Life and Fate Read Along, Part 3 Chapter 54
This post, covering Part 3, Chapter 54 is part of The Slavic Literature Pod’s chapter a day read along of Vasily Grossman’s Life and Fate. Learn more about our project here.
There was a man — a Soviet citizen, celebrated for his achievements — who was summoned into a Party meeting under false pretenses. He believed he was there to talk about something related to his work. Upon arrival, though, he learned that a letter had been drafted for him; he only needed to sign it. It was nothing major, simply a denunciation of men arrested as part of an assassination. And, to his lasting shame, he puts his name on it.
We are talking, of course, about Vasily Grossman. In 1953, he signed a letter calling for harsh punishment of the men arrested as part of the so-called Doctor’s Plot (an NKVD-crafted ploy to implicate innocent Jewish doctors in a fake assassination attempt on Stalin). The letter was never published. He would, however, relitigate the experience with Viktor Shtrum in Life and Fate.

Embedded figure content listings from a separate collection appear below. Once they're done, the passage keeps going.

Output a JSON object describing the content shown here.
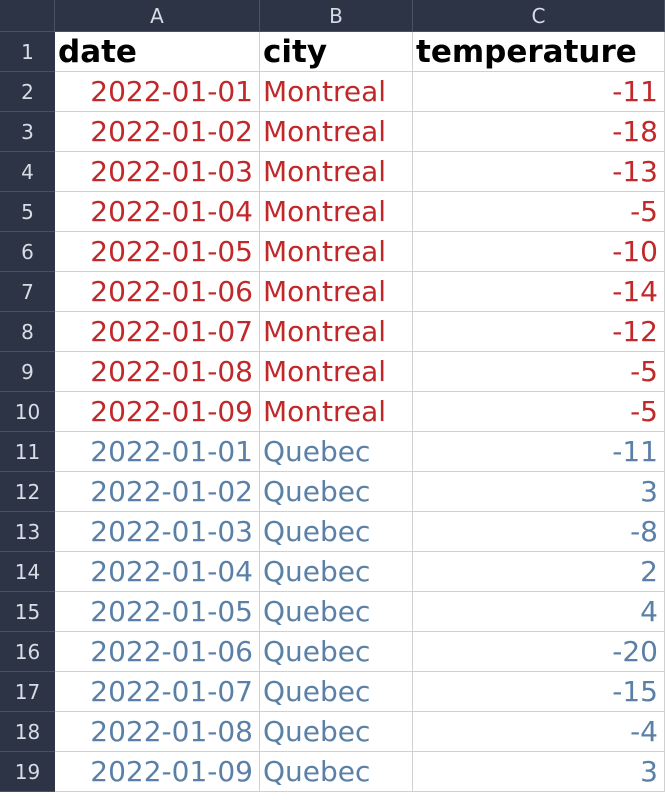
{
  "columns": [
    "A",
    "B",
    "C"
  ],
  "header_row": {
    "row_number": "1",
    "cells": [
      "date",
      "city",
      "temperature"
    ]
  },
  "rows": [
    {
      "row_number": "2",
      "date": "2022-01-01",
      "city": "Montreal",
      "temperature": "-11"
    },
    {
      "row_number": "3",
      "date": "2022-01-02",
      "city": "Montreal",
      "temperature": "-18"
    },
    {
      "row_number": "4",
      "date": "2022-01-03",
      "city": "Montreal",
      "temperature": "-13"
    },
    {
      "row_number": "5",
      "date": "2022-01-04",
      "city": "Montreal",
      "temperature": "-5"
    },
    {
      "row_number": "6",
      "date": "2022-01-05",
      "city": "Montreal",
      "temperature": "-10"
    },
    {
      "row_number": "7",
      "date": "2022-01-06",
      "city": "Montreal",
      "temperature": "-14"
    },
    {
      "row_number": "8",
      "date": "2022-01-07",
      "city": "Montreal",
      "temperature": "-12"
    },
    {
      "row_number": "9",
      "date": "2022-01-08",
      "city": "Montreal",
      "temperature": "-5"
    },
    {
      "row_number": "10",
      "date": "2022-01-09",
      "city": "Montreal",
      "temperature": "-5"
    },
    {
      "row_number": "11",
      "date": "2022-01-01",
      "city": "Quebec",
      "temperature": "-11"
    },
    {
      "row_number": "12",
      "date": "2022-01-02",
      "city": "Quebec",
      "temperature": "3"
    },
    {
      "row_number": "13",
      "date": "2022-01-03",
      "city": "Quebec",
      "temperature": "-8"
    },
    {
      "row_number": "14",
      "date": "2022-01-04",
      "city": "Quebec",
      "temperature": "2"
    },
    {
      "row_number": "15",
      "date": "2022-01-05",
      "city": "Quebec",
      "temperature": "4"
    },
    {
      "row_number": "16",
      "date": "2022-01-06",
      "city": "Quebec",
      "temperature": "-20"
    },
    {
      "row_number": "17",
      "date": "2022-01-07",
      "city": "Quebec",
      "temperature": "-15"
    },
    {
      "row_number": "18",
      "date": "2022-01-08",
      "city": "Quebec",
      "temperature": "-4"
    },
    {
      "row_number": "19",
      "date": "2022-01-09",
      "city": "Quebec",
      "temperature": "3"
    }
  ],
  "colors": {
    "montreal_text": "#c0282a",
    "quebec_text": "#5b80a8",
    "header_bg": "#2d3445"
  }
}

This chapter focuses on how coercion could work in the Soviet Union: Viktor has already experienced the stick, and now he finds himself tempted by the carrot. He signs the letter not under duress (per se, anyhow), but rather under the fear of disappointing his new friends, of losing his charmed life.
It is easy to imagine the coercion of the Soviet Union under the 1984 model of fear and ignorance. So much of Life and Fate, though, is dedicated to exploring the nuances of this coercion. If you really pay attention to these themes in earnest, you realize this: these methods are by no means unique to the USSR. This is one of the reasons the novel remains so compelling — seeing these many forms of coercion in action may inspire us to ask how we are similarly coerced in our own lives.